Graham McKinnell, 39, received a six-month suspended sentence for making unauthorised transactions while he was her carer.
District Judge Fiona Bagnall described it as among the worst kind of breach of trust.
She said: “This was an elderly lady who needed support, needed help, and it was her son of all people who exploited that situation.”
McKinnell, of Henly Gardens in Carrickfergus, was convicted of fraud by false representation following a contest at Belfast Magistrates’ Court.
He had acted as carer for his mother, who suffered a brain tumour before developing the early stages of Alzheimer’s disease.
It was alleged that he dishonestly claimed to have permission to make cash withdrawals and payments from his mother’s bank account between July and December last year.

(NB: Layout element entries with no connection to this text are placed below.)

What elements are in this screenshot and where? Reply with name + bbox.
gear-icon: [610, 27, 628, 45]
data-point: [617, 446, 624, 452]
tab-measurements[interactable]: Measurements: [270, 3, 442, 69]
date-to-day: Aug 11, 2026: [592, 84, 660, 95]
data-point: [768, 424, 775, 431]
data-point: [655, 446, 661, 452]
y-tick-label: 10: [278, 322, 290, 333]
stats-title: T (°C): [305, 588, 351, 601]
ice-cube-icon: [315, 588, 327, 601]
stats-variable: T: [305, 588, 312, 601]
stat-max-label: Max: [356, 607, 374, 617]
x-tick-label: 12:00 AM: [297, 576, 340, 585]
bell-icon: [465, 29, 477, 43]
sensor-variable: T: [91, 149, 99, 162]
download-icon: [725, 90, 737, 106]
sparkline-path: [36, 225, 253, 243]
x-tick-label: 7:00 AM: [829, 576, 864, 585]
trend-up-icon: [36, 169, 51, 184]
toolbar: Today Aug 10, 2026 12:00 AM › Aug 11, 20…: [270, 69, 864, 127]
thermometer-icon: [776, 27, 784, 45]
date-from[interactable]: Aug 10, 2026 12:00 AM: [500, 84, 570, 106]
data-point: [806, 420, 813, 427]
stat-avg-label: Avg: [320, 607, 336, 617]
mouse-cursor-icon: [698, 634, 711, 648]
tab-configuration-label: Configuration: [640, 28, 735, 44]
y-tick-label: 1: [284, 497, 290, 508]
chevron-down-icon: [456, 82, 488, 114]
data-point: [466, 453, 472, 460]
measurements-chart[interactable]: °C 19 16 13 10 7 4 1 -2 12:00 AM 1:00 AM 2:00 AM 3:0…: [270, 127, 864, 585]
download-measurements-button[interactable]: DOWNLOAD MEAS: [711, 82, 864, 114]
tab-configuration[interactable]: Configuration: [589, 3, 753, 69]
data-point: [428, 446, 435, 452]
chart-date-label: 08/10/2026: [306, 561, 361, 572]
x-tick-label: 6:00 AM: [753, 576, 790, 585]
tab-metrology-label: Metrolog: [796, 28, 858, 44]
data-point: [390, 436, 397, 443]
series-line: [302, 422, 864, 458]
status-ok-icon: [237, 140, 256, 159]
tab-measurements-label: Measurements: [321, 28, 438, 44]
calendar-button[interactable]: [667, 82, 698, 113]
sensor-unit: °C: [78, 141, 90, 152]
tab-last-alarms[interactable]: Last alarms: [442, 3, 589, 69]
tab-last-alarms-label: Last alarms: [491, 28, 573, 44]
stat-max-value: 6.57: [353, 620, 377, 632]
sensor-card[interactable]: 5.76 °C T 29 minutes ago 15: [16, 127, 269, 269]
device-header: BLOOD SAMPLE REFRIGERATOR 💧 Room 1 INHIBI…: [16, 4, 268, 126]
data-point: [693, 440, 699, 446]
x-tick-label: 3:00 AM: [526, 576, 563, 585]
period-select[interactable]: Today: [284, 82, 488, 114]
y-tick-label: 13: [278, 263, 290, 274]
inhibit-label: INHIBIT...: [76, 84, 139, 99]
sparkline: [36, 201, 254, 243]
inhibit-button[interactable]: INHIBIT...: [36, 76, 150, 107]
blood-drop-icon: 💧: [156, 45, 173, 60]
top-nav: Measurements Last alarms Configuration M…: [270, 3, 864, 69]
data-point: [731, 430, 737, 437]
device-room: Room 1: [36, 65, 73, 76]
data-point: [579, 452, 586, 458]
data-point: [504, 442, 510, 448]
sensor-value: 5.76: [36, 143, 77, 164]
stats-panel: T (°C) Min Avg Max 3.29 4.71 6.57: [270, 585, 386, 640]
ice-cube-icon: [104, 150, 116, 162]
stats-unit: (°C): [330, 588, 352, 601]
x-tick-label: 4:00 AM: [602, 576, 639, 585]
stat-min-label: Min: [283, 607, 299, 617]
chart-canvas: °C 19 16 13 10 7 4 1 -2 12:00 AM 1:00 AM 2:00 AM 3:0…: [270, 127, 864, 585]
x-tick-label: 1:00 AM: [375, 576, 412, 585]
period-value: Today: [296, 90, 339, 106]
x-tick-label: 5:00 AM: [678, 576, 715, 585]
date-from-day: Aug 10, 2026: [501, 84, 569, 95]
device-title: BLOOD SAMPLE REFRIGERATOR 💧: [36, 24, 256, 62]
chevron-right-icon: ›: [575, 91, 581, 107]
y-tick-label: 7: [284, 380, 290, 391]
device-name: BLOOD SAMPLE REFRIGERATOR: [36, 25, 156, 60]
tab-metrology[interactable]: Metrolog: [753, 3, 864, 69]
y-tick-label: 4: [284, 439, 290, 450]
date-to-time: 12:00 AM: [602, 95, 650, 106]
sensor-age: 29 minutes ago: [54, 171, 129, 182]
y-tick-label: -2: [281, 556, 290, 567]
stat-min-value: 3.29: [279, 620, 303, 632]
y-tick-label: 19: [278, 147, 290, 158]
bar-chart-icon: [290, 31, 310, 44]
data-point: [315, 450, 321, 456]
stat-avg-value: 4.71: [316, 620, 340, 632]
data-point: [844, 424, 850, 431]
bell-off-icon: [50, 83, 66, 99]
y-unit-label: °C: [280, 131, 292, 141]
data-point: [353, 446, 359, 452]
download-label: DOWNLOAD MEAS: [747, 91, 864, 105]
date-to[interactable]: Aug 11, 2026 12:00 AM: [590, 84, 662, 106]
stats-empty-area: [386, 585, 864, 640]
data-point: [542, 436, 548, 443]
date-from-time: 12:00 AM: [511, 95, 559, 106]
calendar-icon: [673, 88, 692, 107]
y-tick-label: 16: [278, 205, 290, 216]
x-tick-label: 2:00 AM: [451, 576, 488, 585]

McKinnell had her debit card to buy groceries but abused that trust by purchasing alcohol.
Although initially suspected of a fraud involving more than £5,000, he was ultimately only found guilty of an amount less than £100.
With his mother unfit to give evidence, McKinnell was convicted following an assessment of police interviews.
Appearing in court for sentencing, Mrs Bagnall told him: “This is a vulnerable lady, as a breach of trust it couldn’t get much worse.”
But defence counsel Stephen Toal said McKinnell has now reconciled with his family.
The barrister also stressed his client had provided support for his mother over the years.
“This lady had a brain tumour, that led into Alzheimer’s, and he’s been there all the way through that,” he said.
“It’s not easy for a man of his age to dedicate his life to his mother.”
Seeking a lenient sentence, Mr Toal emphasised: “He was convicted of a much smaller amount ... buying some alcohol.”
With the judge reassured that different care arrangements are now in place for the victim, she decided to suspend the six-month prison term for three years.